The Merrill Lynch disclosure, for example, carries the bland headline, "Timely Reminder Concerning Yields on Deposits with the Merrill Lynch Banks and Certain Investment Alternatives." It says rates are "tiered" without saying plainly that small accounts get less. But it says the deposits are "financially beneficial" to Merrill Lynch, and a table indicates that accounts with less than $250,000 will receive just 1.51% and rates of up to 4.4% are available in money funds if clients speak with their broker.

A Merrill spokesman said the tiers are part of "relationship pricing, which rewards those clients with larger asset bases for consolidating all of their business with the firm. The process is transparent and fully disclosed in writing to clients."

NY Times Dealbook:Mack’s $40 Million Bonus Sets Record, For Now
Morgan Stanley gave its chief executive, John J. Mack, $40 million in stock and options for 2006, the largest bonus ever awarded to a Wall Street chief. But the record may be short-lived as press reports and analysts are predicting even bigger rewards for the C.E.O.s of rival investment banks.

The Wall Street Journal, citing unidentified sources, writes that Goldman Sachs’s chief executive, Lloyd Blankfein, is in line for compensation exceeding $50 million, and analysts told the newspaper that that some other chief executives, such as James Cayne of Bear Stearns and E. Stanley O’Neal of Merrill Lynch, could get $40 million to $50 million, or higher.

Mr. Mack received his entire bonus in stock and options. He was granted shares valued at $36.2 million as of Dec. 12, and about $4 million in options to buy Morgan Stanley shares. The firm also granted more than $57 million in bonuses for seven other top executives.

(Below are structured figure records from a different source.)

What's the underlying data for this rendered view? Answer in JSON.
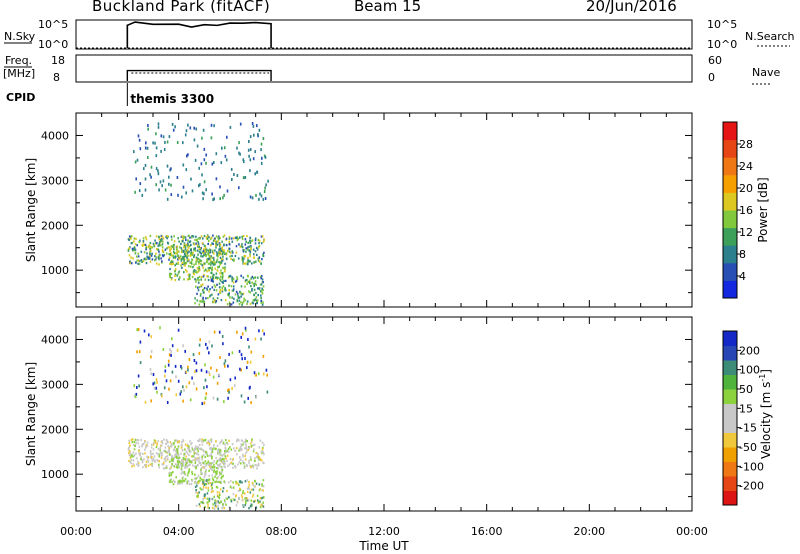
{
  "header": {
    "title": "Buckland Park (fitACF)",
    "beam": "Beam 15",
    "date": "20/Jun/2016"
  },
  "top_panels": {
    "nsky_label": "N.Sky",
    "nsky_ticks": [
      "10^5",
      "10^0"
    ],
    "nsearch_label": "N.Search",
    "freq_label_1": "Freq.",
    "freq_label_2": "[MHz]",
    "freq_ticks": [
      "18",
      "8"
    ],
    "nave_label": "Nave",
    "nave_ticks": [
      "60",
      "0"
    ],
    "cpid_label": "CPID",
    "cpid_value": "themis 3300"
  },
  "axes": {
    "xlabel": "Time UT",
    "xticks": [
      "00:00",
      "04:00",
      "08:00",
      "12:00",
      "16:00",
      "20:00",
      "00:00"
    ],
    "ylabel": "Slant Range [km]",
    "yticks": [
      "1000",
      "2000",
      "3000",
      "4000"
    ]
  },
  "colorbars": {
    "power": {
      "label": "Power [dB]",
      "ticks": [
        "4",
        "8",
        "12",
        "16",
        "20",
        "24",
        "28"
      ],
      "colors": [
        "#1428e0",
        "#2850b4",
        "#2c7f8c",
        "#3ca05a",
        "#82c83c",
        "#dcc820",
        "#f5a000",
        "#f07814",
        "#e64614",
        "#e61414"
      ]
    },
    "velocity": {
      "label_main": "Velocity [m s",
      "label_exp": "-1",
      "label_end": "]",
      "ticks": [
        "200",
        "100",
        "50",
        "15",
        "-15",
        "-50",
        "-100",
        "-200"
      ],
      "colors": [
        "#1428c8",
        "#2846b4",
        "#3c8c78",
        "#50b43c",
        "#8cd23c",
        "#c8c8c8",
        "#c8c8c8",
        "#f0c83c",
        "#f0a000",
        "#f07814",
        "#e64614",
        "#dc1414"
      ]
    }
  },
  "chart_data": [
    {
      "type": "line",
      "name": "N.Sky",
      "x_hours": [
        2.0,
        2.3,
        3.0,
        4.0,
        4.5,
        5.0,
        5.5,
        6.0,
        6.5,
        7.0,
        7.6
      ],
      "y_log10": [
        4.2,
        4.7,
        4.5,
        4.3,
        4.0,
        4.2,
        4.3,
        4.5,
        4.7,
        4.6,
        4.6
      ],
      "ylim": [
        0,
        5
      ],
      "xlim": [
        0,
        24
      ]
    },
    {
      "type": "line",
      "name": "Freq.",
      "x_hours": [
        2.0,
        7.6
      ],
      "y": [
        12,
        12
      ],
      "ylim": [
        8,
        18
      ],
      "xlim": [
        0,
        24
      ]
    },
    {
      "type": "heatmap",
      "name": "Power [dB]",
      "xlim": [
        0,
        24
      ],
      "ylim": [
        180,
        4500
      ],
      "regions": [
        {
          "t": [
            2.0,
            7.3
          ],
          "r": [
            1150,
            1800
          ],
          "value_range": [
            4,
            18
          ]
        },
        {
          "t": [
            3.6,
            5.8
          ],
          "r": [
            800,
            1600
          ],
          "value_range": [
            8,
            18
          ]
        },
        {
          "t": [
            4.6,
            7.3
          ],
          "r": [
            250,
            900
          ],
          "value_range": [
            4,
            16
          ]
        },
        {
          "t": [
            2.2,
            7.5
          ],
          "r": [
            2600,
            4300
          ],
          "value_range": [
            4,
            10
          ]
        }
      ]
    },
    {
      "type": "heatmap",
      "name": "Velocity [m s-1]",
      "xlim": [
        0,
        24
      ],
      "ylim": [
        180,
        4500
      ],
      "regions": [
        {
          "t": [
            2.0,
            7.3
          ],
          "r": [
            1150,
            1800
          ],
          "value_range": [
            -50,
            50
          ]
        },
        {
          "t": [
            3.6,
            5.8
          ],
          "r": [
            800,
            1600
          ],
          "value_range": [
            -15,
            50
          ]
        },
        {
          "t": [
            4.6,
            7.3
          ],
          "r": [
            250,
            900
          ],
          "value_range": [
            -50,
            100
          ]
        },
        {
          "t": [
            2.2,
            7.5
          ],
          "r": [
            2600,
            4300
          ],
          "value_range": [
            -100,
            200
          ]
        }
      ]
    }
  ]
}
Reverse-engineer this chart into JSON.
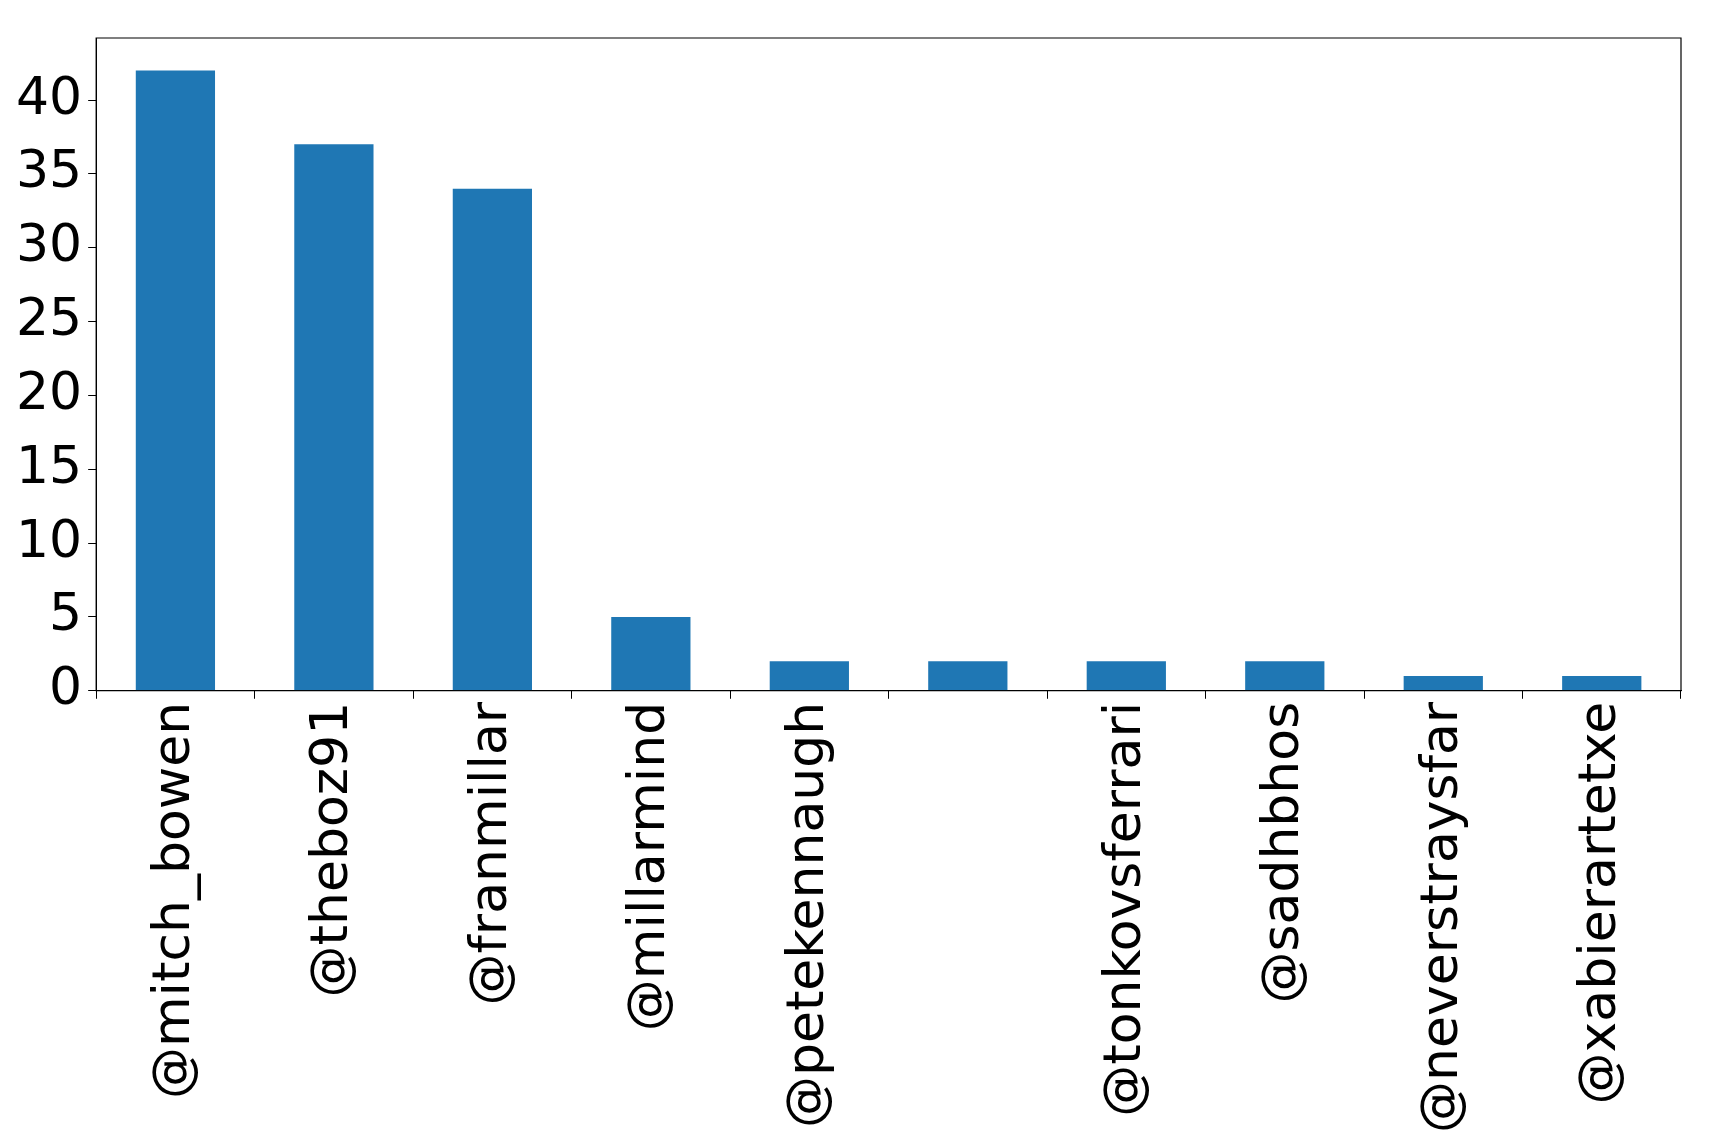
{
  "chart_data": {
    "type": "bar",
    "categories": [
      "@mitch_bowen",
      "@theboz91",
      "@franmillar",
      "@millarmind",
      "@petekennaugh",
      null,
      "@tonkovsferrari",
      "@sadhbhos",
      "@neverstraysfar",
      "@xabierartetxe"
    ],
    "values": [
      42,
      37,
      34,
      5,
      2,
      2,
      2,
      2,
      1,
      1
    ],
    "color": "#1f77b4",
    "ylim": [
      0,
      44.2
    ],
    "yticks": [
      0,
      5,
      10,
      15,
      20,
      25,
      30,
      35,
      40
    ],
    "grid": false,
    "legend": false
  }
}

So the rubes trying to save for retirement get taken advantage of for the benefit of the large corporations and by extension their execs. That's the ownership society, fewer and fewer people own more and more snatched from the pockets of everyone else. The thing is is there's plenty of money to be made without fleecing folks. As folks wake up to the graft practiced by the rich, economic populism is only going to grow in appeal. The greed of the upper class is going to be repaid with interest and they will have no one to blame but themselves.